Coralie pris le gode dans ces mains, fit aller et venir plusieurs fois la paume de sa main droite le long du manche comme pour le préchauffer, avant de me donner les premières recommandations.
«il faut d’abord que tu agisses sur ton esprit et détendes tout ton corps, comme s’il s’agissait d’un massage façon asiatique. Chaque parcelle de ta peau devient réceptive, toutes tes pensées focalisent sur le seul plaisir que tu t’apprêtes à recevoir… »
Je suivais attentivement les instructions que me donnait Coralie. Je parvenais à me détendre et je sentais progressivement chaque muscle de mon corps lâcher prise. Je me laissais faire. Soudain, je perçu le contact de cette queue synthétique qui effleurait l’intérieur de mes cuisses, juste au dessus de mes genoux. Une onde puissante courue le long de ma cuisse, pour s’insinuer sur mon sexe que je sentis gonfler sous ma jupe.

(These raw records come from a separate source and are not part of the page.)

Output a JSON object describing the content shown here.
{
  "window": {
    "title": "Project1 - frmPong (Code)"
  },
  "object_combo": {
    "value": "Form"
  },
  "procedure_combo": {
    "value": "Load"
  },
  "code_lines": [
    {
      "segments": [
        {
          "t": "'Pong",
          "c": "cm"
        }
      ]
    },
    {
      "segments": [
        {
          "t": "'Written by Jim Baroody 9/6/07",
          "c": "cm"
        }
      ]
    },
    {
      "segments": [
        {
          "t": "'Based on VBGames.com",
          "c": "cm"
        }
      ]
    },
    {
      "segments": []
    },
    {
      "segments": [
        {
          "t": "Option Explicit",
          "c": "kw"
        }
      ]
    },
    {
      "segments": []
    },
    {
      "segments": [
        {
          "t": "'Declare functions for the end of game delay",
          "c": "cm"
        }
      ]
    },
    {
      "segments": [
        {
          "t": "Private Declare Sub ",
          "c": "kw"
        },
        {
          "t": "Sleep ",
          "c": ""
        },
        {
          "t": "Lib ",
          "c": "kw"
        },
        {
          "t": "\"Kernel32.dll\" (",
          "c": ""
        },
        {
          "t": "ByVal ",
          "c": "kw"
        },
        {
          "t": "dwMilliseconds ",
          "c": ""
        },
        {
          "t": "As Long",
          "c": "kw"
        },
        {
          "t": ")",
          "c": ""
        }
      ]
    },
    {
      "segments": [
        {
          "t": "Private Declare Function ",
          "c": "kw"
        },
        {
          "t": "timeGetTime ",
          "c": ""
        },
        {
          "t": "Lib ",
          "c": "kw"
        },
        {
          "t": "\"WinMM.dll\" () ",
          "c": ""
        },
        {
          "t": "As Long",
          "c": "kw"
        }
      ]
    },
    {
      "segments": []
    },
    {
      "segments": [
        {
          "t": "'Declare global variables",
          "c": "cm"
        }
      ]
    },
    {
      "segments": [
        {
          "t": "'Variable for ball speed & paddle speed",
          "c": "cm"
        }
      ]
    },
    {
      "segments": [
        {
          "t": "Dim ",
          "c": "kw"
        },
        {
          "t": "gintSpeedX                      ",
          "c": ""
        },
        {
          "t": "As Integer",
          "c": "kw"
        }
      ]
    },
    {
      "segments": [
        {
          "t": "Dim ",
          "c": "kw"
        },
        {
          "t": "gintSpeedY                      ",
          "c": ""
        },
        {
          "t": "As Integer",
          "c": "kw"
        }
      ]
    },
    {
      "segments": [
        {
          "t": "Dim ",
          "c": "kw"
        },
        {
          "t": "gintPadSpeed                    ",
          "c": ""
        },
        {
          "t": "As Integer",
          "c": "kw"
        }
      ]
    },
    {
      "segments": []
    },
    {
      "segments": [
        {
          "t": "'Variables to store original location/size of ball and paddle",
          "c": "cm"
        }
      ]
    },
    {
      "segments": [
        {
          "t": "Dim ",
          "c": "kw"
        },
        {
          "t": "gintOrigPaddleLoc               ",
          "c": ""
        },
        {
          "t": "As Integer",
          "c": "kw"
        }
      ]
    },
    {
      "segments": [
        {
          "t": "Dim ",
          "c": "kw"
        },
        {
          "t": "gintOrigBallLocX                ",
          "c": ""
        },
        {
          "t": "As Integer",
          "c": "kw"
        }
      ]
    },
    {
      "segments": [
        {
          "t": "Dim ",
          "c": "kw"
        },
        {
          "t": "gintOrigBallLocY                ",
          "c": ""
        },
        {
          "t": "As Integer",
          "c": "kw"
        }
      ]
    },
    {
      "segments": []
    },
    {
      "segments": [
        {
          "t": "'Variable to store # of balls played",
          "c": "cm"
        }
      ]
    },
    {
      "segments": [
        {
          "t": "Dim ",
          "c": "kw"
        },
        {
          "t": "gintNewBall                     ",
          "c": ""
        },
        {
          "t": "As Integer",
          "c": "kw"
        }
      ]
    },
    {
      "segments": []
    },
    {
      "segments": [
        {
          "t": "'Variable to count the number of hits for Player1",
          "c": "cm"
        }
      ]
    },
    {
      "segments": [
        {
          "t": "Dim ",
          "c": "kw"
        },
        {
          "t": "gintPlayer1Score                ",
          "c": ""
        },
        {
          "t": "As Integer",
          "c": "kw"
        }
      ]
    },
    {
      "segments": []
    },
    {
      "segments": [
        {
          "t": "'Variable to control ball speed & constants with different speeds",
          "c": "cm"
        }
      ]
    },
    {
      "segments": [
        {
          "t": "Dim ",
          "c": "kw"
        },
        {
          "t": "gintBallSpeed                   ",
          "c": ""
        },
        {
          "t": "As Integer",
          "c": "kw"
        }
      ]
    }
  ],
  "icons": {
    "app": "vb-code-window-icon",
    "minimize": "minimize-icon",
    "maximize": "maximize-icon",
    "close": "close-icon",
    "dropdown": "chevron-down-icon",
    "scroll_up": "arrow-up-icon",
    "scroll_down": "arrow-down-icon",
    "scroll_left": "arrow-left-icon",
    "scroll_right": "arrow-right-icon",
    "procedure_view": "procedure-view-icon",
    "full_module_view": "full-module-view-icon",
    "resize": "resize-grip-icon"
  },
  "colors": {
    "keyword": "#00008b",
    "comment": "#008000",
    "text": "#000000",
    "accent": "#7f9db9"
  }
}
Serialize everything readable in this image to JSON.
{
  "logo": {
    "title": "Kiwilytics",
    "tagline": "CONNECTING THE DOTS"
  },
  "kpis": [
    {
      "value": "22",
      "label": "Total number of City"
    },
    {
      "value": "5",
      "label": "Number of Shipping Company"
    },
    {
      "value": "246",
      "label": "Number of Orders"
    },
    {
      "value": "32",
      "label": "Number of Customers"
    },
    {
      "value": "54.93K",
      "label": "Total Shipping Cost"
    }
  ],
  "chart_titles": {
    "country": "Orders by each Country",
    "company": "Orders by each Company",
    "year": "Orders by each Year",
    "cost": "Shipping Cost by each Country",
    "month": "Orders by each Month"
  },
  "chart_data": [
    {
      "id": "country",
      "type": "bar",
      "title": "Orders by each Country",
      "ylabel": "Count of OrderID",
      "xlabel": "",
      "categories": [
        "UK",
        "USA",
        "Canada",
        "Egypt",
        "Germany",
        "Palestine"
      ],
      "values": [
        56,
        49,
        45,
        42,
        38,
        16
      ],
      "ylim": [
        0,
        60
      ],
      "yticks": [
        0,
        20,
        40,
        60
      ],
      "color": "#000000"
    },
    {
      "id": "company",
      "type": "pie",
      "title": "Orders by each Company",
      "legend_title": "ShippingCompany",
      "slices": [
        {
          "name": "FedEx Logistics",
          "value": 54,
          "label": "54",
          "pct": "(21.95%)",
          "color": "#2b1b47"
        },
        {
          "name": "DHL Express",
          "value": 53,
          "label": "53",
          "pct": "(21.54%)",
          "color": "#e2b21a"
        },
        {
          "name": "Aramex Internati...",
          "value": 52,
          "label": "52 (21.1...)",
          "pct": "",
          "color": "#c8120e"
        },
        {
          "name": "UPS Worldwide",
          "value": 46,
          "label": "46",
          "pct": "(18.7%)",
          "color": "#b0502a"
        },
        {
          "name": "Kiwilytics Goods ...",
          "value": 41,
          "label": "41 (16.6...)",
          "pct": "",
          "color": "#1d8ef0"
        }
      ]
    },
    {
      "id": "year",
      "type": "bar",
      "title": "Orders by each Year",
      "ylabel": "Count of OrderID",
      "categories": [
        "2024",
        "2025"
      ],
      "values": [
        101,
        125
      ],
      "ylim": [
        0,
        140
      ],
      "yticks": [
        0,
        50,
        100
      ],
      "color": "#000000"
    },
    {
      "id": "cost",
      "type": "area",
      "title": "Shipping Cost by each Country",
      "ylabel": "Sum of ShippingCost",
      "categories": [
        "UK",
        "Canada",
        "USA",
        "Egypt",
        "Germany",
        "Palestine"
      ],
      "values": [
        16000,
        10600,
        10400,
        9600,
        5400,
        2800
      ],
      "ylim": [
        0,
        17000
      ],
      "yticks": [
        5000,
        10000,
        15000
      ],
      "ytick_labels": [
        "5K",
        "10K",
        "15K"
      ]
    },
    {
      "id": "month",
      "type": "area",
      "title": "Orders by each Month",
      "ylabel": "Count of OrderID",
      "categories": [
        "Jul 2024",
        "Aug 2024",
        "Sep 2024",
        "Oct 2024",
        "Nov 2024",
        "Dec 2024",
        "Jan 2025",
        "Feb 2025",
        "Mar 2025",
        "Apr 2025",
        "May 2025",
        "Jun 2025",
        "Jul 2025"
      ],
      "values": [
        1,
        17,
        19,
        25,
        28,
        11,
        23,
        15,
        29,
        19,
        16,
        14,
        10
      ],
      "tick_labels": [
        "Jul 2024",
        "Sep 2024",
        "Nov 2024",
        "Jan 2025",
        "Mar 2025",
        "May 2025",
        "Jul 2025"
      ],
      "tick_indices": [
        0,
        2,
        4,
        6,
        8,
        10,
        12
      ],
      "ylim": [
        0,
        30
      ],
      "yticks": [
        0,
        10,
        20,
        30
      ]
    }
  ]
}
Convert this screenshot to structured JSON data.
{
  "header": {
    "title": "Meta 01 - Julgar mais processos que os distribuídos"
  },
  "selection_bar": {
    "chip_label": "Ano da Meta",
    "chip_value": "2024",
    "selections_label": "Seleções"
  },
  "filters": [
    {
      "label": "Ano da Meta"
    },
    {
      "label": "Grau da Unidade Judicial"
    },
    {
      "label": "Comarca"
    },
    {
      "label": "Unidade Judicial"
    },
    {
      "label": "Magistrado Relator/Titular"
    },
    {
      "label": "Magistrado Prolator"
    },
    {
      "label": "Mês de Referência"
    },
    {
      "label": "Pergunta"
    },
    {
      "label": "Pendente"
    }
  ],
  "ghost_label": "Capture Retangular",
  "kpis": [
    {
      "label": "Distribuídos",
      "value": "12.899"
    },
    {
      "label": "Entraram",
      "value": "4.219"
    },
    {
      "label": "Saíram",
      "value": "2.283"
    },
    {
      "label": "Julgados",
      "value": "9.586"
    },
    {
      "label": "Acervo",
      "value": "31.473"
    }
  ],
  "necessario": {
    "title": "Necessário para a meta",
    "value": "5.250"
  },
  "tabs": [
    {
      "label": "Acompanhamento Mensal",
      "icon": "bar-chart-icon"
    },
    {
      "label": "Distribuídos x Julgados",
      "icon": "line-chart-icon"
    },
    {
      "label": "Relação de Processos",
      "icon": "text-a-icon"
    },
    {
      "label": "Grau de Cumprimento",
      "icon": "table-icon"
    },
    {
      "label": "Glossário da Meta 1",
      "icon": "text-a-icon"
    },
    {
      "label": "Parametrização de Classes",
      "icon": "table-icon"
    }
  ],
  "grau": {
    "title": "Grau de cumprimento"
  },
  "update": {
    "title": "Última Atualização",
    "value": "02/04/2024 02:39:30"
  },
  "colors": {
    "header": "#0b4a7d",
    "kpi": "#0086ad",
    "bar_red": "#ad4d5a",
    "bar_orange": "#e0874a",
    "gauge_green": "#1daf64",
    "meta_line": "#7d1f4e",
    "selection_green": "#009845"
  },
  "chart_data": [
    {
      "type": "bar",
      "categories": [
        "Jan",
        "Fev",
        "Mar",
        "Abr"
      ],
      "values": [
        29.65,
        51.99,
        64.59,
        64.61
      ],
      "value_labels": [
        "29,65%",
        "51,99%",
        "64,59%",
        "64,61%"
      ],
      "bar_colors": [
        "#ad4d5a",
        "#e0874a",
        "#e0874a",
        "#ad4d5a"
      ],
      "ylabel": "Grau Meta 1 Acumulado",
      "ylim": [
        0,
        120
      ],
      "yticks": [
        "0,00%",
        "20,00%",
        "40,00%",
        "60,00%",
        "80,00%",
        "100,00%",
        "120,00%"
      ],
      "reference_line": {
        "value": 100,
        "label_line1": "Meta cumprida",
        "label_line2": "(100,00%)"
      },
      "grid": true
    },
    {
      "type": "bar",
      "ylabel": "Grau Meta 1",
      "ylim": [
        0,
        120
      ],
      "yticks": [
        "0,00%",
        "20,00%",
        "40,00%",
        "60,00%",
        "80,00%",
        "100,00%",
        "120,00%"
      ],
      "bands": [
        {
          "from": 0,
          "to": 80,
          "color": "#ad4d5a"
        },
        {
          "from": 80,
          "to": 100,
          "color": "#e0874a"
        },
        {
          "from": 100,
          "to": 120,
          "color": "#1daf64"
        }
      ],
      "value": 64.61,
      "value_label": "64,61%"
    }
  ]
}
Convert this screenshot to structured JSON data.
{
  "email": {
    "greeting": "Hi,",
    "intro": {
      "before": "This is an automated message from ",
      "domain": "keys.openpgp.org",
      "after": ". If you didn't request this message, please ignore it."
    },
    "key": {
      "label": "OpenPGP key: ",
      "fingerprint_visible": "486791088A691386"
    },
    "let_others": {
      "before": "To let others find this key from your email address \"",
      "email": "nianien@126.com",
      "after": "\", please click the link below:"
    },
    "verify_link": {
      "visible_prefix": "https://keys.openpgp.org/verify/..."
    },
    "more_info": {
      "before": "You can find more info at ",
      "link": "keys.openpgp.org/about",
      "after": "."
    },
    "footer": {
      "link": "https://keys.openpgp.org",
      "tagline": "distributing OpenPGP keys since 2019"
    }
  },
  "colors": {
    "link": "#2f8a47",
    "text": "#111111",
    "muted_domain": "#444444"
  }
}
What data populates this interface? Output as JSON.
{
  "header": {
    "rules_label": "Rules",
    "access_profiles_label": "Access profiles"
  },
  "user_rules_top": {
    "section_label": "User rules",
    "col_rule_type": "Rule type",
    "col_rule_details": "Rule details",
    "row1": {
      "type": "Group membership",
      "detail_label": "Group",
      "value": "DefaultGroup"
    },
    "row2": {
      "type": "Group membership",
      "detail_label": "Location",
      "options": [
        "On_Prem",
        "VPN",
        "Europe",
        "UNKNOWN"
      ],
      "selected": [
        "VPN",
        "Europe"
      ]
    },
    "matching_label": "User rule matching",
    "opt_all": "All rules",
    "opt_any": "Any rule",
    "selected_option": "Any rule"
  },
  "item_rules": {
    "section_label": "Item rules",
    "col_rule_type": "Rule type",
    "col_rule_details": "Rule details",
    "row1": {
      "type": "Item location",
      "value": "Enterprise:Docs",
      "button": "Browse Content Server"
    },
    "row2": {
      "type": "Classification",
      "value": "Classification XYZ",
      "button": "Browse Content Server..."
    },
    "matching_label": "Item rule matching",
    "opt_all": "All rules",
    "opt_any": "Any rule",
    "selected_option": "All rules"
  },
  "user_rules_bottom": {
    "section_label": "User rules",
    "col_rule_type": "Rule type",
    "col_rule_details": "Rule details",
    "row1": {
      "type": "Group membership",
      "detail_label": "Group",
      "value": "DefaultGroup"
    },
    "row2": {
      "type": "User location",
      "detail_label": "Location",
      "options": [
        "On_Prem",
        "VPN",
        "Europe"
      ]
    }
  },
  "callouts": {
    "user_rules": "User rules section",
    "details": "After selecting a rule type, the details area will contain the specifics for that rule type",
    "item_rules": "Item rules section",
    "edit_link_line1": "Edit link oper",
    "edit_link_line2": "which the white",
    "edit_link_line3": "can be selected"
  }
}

« lorsque tu en ressens l’envie, tu ôtes lentement tes vêtements,» continua Coralie.
Elle actionnait le gode délicatement le long de mes jambes nues, soulevant ma jupe pour s’immiscer en dessous et atteindre ma chatte qui se gonflait toujours plus, revenant le long de mes cuisses, repartant en direction de mon ventre, s’attardant autour de mon nombril sensible, poursuivant sa course sous mon chemisier, glissant entre mes deux seins voluptueux. Je sentais avec précision les moindres variations de mouvements que Coralie, d’une main experte, infligeait à son godemichet qui courait maintenant sur mon corps. Les yeux mi-clos, je matais la bosse que formait l’objet se promenant d’un sein à l’autre, frottant tour à tour mes bouts érigés sous les stimulations. Je dégrafais un à un les boutons de mon chemisier et laissais surgir ma poitrine. Je me débarrassais de ma jupe et de ma petite culotte, puis j’écartais largement les jambes, pour signifier à Coralie que j’étais prête à recevoir le membre en moi. Elle retarda pourtant ce moment en faisant remonter le gode jusqu’à mon visage.
« suce cette queue », me dit-elle d’une voix charnelle.
Je m’exécutais et pompais sensuellement ce chibre qui me paraissait de plus en plus réel. Coralie descendit enfin vers ma chatte inondée de plaisir. Elle s’attarda quelques instants sur mon pubis, massant mes grandes lèvres, caressant mes fesses, remontant le long de ma raie après avoir titillé mon petit anus accessible. Je sentis enfin le gode pénétrer dans ma chatte jusqu’à la garde. Je ne pus retenir un immense soupir de jouissance.
« Aaahhh….Oouiii….. »
Coralie accéléra son va et vient, j’étais en extase, je me caressais les seins et cambrais mes reins jusqu’au maximum. Je prenais vraiment mon pied. A mes côtés, Charlotte qui restait silencieuse mais ne perdait pas une miette du spectacle, avait passé une main dans sa petite culotte en dentelle blanche et se masturbait sans gêne, son regard se promenant sur mon corps frémissant. Coralie aussi avait passé une main dans sa culotte et se masturbait tout en poursuivant sa démonstration. Je sentais le plaisir grandir encore, j’en étais à mon troisième orgasme consécutif, j’allais venir une dernière fois en un immense feu d’artifice. J’obligeais Coralie à retirer le gode, je me retournais, à quatre pattes, cambrant mes reins à l’excès, lui présentant ainsi mon cul et ma chatte ouverte.
« vas-y, mets-moi, vas-y, oui comme ça, plus vite, je vais venir… »
Un ouragan de plaisir m’emporta, j’avais rarement joui autant. A cet instant, Charlotte s’écria, comme si elle était entrée en état de transe.